Tramita no Senado Federal o anteprojeto de reforma do Código Penal. O novo texto, proposto por comissão de juristas, mantém o aborto como crime, mas modifica substancialmente o artigo 128, que trata das situações onde a interrupção da gestação não é criminosa. Além da previsão atual, que seria nos casos onde há risco de morte para a gestante, as condições clínicas que comprometessem sua saúde também permitiriam o aborto. O mesmo caberia para todas as violações da dignidade sexual que resultassem em gravidez. A excludente de crime também incluiria o emprego não consentido de técnicas de reprodução assistida. A permissão para a interrupção da gestação como anencefalia, julgada pelo Supremo Tribunal Federal, seria ampliada para outras anomalias fetais graves e incompatíveis com a vida extrauterina. O inciso mais polêmico propõe a interrupção da gestação até a 12ª semana por vontade da gestante, quando o médico ou o psicólogo constatassem que a mesma não teria condições psicológicas de arcar com a maternidade.
Em março de 2013, o Conselho Federal de Medicina (CFM), após deliberação com 27 Conselhos Regionais de Medicina, enviou seu posicionamento sobre o aborto para o Senado, concordando com as propostas da reforma; mas divergiu em um ponto: não caberia parecer médico que limitasse a autonomia de decisão das mulheres. O presidente do CFM, Roberto Luiz d’Ávila, esclareceu: “É importante frisar que não se decidiu serem os Conselhos de Medicina favoráveis ao aborto, mas, sim, à autonomia da mulher e do médico”. Dessa forma, nenhuma mulher seria obrigada a realizar o aborto, tampouco manteria a gestação contra vontade. Médicos estariam livres para decidir interromper ou não a gestação, conforme sua consciência. Tanto o posicionamento do CFM como o texto da reforma do Código Penal não divergem da perspectiva do médico brasileiro.

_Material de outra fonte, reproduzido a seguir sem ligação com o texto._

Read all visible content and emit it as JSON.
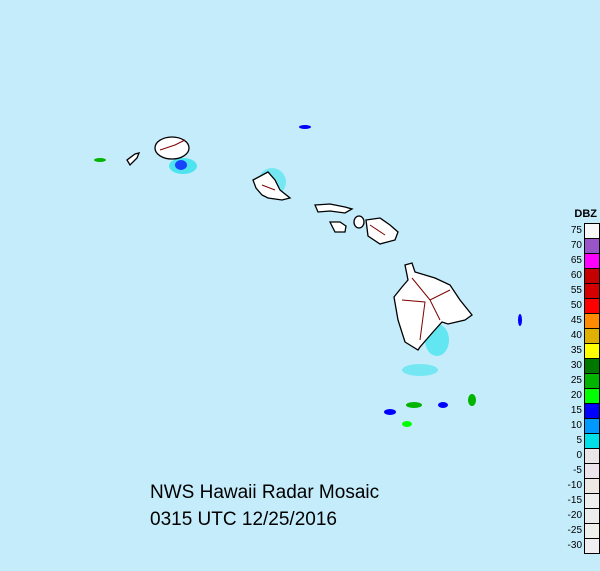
{
  "title": "NWS Hawaii Radar Mosaic",
  "timestamp": "0315 UTC 12/25/2016",
  "legend": {
    "unit": "DBZ",
    "entries": [
      {
        "label": "75",
        "color": "#f8f8f8"
      },
      {
        "label": "70",
        "color": "#9955c8"
      },
      {
        "label": "65",
        "color": "#ff00ff"
      },
      {
        "label": "60",
        "color": "#c40000"
      },
      {
        "label": "55",
        "color": "#d40000"
      },
      {
        "label": "50",
        "color": "#ff0000"
      },
      {
        "label": "45",
        "color": "#ff8c00"
      },
      {
        "label": "40",
        "color": "#e0b000"
      },
      {
        "label": "35",
        "color": "#ffff00"
      },
      {
        "label": "30",
        "color": "#007800"
      },
      {
        "label": "25",
        "color": "#00b400"
      },
      {
        "label": "20",
        "color": "#00ff00"
      },
      {
        "label": "15",
        "color": "#0000ff"
      },
      {
        "label": "10",
        "color": "#0099ff"
      },
      {
        "label": "5",
        "color": "#00e0e8"
      },
      {
        "label": "0",
        "color": "#eae6e8"
      },
      {
        "label": "-5",
        "color": "#ebe4ea"
      },
      {
        "label": "-10",
        "color": "#ede8e4"
      },
      {
        "label": "-15",
        "color": "#eeeeee"
      },
      {
        "label": "-20",
        "color": "#ececec"
      },
      {
        "label": "-25",
        "color": "#f0f0ec"
      },
      {
        "label": "-30",
        "color": "#f0eef0"
      }
    ]
  },
  "colors": {
    "ocean": "#c4ecfb",
    "land": "#ffffff",
    "coast": "#000000",
    "boundaries": "#800000"
  }
}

O Centro de Pesquisas em Saúde Reprodutiva de Campinas (CEMICAMP) abordou o tema com mais de quatro mil membros da Federação Brasileira das Associações de Ginecologia e Obstetrícia (FEBRASGO). Os resultados mostram que 65% dos ginecologistas e obstetras entendem que a legislação deveria ampliar as condições em que a interrupção da gestação fosse permitida. Outros 15% acreditam que o aborto, voluntário e consentido, deveria ser acessível para a mulher. Apenas 0,2% dos médicos entrevistados afirmam que o aborto deveria ser proibido em qualquer situação, inclusive em casos de estupro e para evitar a morte da gestante. Mesmo a frente de possíveis conflitos entre valores pessoais e profissionais, 80% dos ginecologistas e obstetras esperam avanços na legislação do aborto. Certamente não faltam motivos quando se analisa o tema como questão de saúde pública.
A Organização Mundial da Saúde estima que a cada ano cerca de 20 milhões de abortos induzidos são praticados no mundo em condições absolutamente precárias. Mais de 90% desses abortos inseguros são realizados em países em desenvolvimento, os mesmos que mantém leis restritivas que proíbem ou restringem sua prática. Até 25% da razão de mortalidade materna decorre de complicações do aborto, levando à óbito aproximadamente 70 mil mulheres. A experiência internacional é contundente sobre a ineficácia da proibição do aborto como forma de evitá-lo. Em contraste, a mesma proibição gera sequelas e a morte de milhares de mulheres, sem conseguir evitar a perda fetal. Não faltaram enfáticas manifestações favoráveis ou contrárias ao documento do CFM.
O aborto segue como tema árduo e sem consenso. Mas cabe refletir se o drama do aborto pode continuar a ser enfrentado, sem sucesso, apenas criminalizando a mulher e punindo-a com a prisão. O CFM entendeu que não; e conduziu, responsavelmente, o debate para o campo da saúde pública.